Se construir autoestima fosse fácil, Sigmund Freud não seria tão famoso. Estou exagerando, é claro, mas é fato que viver aqui na pós-modernidade líquida, com tantas famosas e esguias fazendo propaganda de lingerie e Gisele Bündchen sendo linda, magra e defendendo o meio-ambiente na capa da 'Vogue América', requer um bocado de tempo no divã para segurar a onda.
Conheço mulheres que deixam de ir à praia com vergonha do próprio corpo, outras que preferem suar debaixo do moletom a ter as curvas anunciadas pelas roupas justas da academia e até intelectuais brilhantes que só transam de luz apagada para que o namorado não veja o seu corpo real. É triste!!!
Obcecados pela juventude e por ideais estéticos inatingíveis para a maioria, criamos exércitos de mulheres insatisfeitas consigo mesmas, exauridas por tantas cobranças e continuamente em busca de qualquer coisa que lhes dê um mínimo de alento. E tome meditação, reza, ansiolítico, chocolate e Prem Baba.
Numa sociedade que associa o corpo magro à felicidade (falsa felicidade), não é estranhar que a Pesquisa Nacional de Saúde Escolar feita pelo IBGE, tenha revelado que uma em cada cinco meninas brasileiras com idade entre 13 e 15 anos se ache gorda ou muito gorda.
Mais de 30% das entrevistadas afirmaram ter o desejo de perder peso. Assim fica fácil entender por que o SUS interna a cada dois dias uma pessoa diagnosticada com bulimia ou anorexia.
Como construir autoestima diante de um quadro desses?
Historicamente, a civilização ocidental - essa entidade definida por homens brancos heterossexuais dos países dominantes - tem feito do corpo feminino um campo de batalha. A manutenção das estruturas de poder reinantes passa pela subjugação da mulher e de suas emoções e também pela objetificação da sua sexualidade.
Num país periférico como o Brasil, onde toda essa lógica pós-colonial se repete com atraso e um bocado de farsa, a sociedade que despreza corpos femininos gordos é a mesma que separa vaginas por cor em alto e bom som.

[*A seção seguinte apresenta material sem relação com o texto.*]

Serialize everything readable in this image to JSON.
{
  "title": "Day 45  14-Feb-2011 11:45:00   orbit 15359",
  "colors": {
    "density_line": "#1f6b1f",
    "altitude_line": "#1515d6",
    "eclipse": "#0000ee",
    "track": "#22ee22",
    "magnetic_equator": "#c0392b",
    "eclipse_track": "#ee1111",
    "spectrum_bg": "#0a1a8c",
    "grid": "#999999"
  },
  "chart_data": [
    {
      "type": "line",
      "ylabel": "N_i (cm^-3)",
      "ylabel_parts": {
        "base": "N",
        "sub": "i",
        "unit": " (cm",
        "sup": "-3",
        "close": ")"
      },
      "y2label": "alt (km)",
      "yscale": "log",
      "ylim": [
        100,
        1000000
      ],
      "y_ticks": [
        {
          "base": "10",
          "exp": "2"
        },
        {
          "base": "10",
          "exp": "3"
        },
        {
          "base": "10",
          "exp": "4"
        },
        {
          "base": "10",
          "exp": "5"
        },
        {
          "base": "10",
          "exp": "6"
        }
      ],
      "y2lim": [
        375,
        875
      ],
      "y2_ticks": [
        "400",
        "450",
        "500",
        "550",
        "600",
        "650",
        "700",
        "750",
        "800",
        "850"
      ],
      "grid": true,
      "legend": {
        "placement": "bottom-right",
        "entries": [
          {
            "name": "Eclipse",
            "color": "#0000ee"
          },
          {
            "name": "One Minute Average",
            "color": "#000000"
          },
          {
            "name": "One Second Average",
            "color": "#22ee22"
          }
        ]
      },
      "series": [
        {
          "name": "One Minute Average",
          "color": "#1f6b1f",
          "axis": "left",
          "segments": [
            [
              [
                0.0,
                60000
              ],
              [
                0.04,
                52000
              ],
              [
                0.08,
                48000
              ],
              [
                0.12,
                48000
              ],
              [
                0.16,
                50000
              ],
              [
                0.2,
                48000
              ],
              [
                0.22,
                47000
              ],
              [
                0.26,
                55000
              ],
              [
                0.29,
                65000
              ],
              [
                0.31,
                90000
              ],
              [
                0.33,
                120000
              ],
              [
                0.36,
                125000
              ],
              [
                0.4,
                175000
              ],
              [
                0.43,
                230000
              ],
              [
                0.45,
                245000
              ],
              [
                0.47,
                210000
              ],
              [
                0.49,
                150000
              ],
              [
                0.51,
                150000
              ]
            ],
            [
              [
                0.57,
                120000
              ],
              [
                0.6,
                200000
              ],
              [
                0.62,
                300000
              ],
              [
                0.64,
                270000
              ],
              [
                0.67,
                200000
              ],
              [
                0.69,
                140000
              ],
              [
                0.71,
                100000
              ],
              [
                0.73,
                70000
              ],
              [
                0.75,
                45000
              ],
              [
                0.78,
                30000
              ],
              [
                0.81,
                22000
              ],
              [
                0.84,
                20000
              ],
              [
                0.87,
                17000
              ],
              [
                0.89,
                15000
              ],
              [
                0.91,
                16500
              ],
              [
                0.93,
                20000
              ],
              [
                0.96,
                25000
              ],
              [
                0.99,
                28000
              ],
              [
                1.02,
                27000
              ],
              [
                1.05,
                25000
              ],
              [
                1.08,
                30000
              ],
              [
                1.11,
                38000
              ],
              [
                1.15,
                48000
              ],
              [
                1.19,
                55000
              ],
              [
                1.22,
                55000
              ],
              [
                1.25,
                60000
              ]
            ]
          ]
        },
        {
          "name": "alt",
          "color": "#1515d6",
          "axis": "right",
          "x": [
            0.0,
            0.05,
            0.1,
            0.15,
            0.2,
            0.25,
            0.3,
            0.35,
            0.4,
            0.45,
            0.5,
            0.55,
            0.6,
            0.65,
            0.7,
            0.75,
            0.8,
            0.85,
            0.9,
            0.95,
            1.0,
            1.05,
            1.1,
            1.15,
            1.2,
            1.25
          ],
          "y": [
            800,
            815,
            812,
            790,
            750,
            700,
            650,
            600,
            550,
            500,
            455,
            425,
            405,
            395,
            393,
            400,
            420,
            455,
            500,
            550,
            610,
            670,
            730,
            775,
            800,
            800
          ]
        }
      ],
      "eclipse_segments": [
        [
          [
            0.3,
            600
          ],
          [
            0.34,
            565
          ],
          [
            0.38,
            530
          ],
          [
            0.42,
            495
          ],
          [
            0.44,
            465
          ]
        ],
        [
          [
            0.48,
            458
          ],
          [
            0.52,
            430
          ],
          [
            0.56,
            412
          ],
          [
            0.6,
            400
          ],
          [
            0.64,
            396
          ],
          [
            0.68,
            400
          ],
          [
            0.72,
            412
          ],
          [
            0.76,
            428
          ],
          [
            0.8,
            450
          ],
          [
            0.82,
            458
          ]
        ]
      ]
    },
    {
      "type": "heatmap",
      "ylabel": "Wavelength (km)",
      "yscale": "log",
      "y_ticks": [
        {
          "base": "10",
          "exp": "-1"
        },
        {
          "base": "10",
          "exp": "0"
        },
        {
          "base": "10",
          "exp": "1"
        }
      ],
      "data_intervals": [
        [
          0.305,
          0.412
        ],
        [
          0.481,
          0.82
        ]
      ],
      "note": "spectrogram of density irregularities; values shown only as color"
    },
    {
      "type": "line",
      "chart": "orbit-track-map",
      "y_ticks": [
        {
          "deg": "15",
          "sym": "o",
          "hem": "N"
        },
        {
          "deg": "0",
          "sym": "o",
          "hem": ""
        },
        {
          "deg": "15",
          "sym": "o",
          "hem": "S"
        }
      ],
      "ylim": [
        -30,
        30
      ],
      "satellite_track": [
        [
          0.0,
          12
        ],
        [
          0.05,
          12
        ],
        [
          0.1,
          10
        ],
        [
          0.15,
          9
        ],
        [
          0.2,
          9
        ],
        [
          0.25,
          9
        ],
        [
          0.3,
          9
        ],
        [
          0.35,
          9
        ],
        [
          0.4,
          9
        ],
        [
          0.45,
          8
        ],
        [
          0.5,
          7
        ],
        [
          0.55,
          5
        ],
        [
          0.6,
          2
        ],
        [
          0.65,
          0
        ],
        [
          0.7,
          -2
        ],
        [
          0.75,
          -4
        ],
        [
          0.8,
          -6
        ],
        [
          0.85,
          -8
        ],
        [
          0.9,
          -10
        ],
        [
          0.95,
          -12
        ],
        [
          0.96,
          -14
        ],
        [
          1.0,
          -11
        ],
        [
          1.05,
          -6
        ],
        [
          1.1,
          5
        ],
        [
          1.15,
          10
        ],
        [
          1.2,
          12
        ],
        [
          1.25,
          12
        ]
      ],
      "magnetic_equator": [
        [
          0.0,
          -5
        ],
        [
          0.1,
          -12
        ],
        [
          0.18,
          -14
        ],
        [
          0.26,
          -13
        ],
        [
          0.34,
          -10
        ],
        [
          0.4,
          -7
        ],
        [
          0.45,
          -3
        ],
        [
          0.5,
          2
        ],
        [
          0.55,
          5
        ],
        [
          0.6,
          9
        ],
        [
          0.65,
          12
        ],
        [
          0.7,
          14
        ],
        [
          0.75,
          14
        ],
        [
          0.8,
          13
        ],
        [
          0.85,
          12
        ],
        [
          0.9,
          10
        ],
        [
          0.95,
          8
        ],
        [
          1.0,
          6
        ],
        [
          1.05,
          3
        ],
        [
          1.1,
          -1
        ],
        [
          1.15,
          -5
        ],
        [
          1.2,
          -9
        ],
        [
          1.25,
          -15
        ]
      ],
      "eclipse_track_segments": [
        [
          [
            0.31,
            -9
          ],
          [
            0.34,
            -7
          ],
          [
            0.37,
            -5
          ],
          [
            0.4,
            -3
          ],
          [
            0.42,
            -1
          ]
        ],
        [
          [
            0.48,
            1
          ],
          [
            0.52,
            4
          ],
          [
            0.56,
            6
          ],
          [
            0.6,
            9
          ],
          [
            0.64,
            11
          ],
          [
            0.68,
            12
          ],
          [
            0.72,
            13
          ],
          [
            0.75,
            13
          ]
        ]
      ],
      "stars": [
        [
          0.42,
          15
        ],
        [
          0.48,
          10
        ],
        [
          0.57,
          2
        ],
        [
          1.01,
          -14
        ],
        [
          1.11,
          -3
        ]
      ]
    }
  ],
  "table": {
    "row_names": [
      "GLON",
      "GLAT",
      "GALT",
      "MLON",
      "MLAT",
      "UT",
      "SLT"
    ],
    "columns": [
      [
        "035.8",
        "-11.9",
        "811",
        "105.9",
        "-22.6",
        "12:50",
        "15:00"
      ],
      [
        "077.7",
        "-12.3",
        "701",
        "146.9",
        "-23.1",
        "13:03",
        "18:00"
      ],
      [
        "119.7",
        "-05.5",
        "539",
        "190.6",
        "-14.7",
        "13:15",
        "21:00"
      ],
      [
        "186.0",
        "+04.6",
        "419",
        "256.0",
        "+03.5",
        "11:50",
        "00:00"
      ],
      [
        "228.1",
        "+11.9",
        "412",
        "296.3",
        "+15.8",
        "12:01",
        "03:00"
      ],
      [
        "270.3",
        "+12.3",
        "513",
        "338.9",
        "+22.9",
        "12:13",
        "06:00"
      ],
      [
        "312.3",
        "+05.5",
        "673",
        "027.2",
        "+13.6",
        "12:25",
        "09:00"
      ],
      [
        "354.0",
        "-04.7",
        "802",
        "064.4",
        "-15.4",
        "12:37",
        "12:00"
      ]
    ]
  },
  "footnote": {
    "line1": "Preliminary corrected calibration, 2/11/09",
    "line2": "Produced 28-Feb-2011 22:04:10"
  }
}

No filme "Sexy por acidente", a personagem de Amy Schumer ganha confiança inabalável depois de sofrer um acidente. A vida real não é tão simples: a autoestima não vem fácil e, quando vem, não é solução para tudo.
Por isso, o movimento body positive, espontaneamente criado por mulheres mundo afora, é uma importante ferramenta de debate e inclusão.
A aceitação do desejo feminino - por comida, por sexo e por voz - é condição sine qua non para uma sociedade saudável. Ou bailamos juntinho com ele ou nos tornaremos todos - homens e mulheres - um bando de histéricos. Não é mesmo, doutor Freud?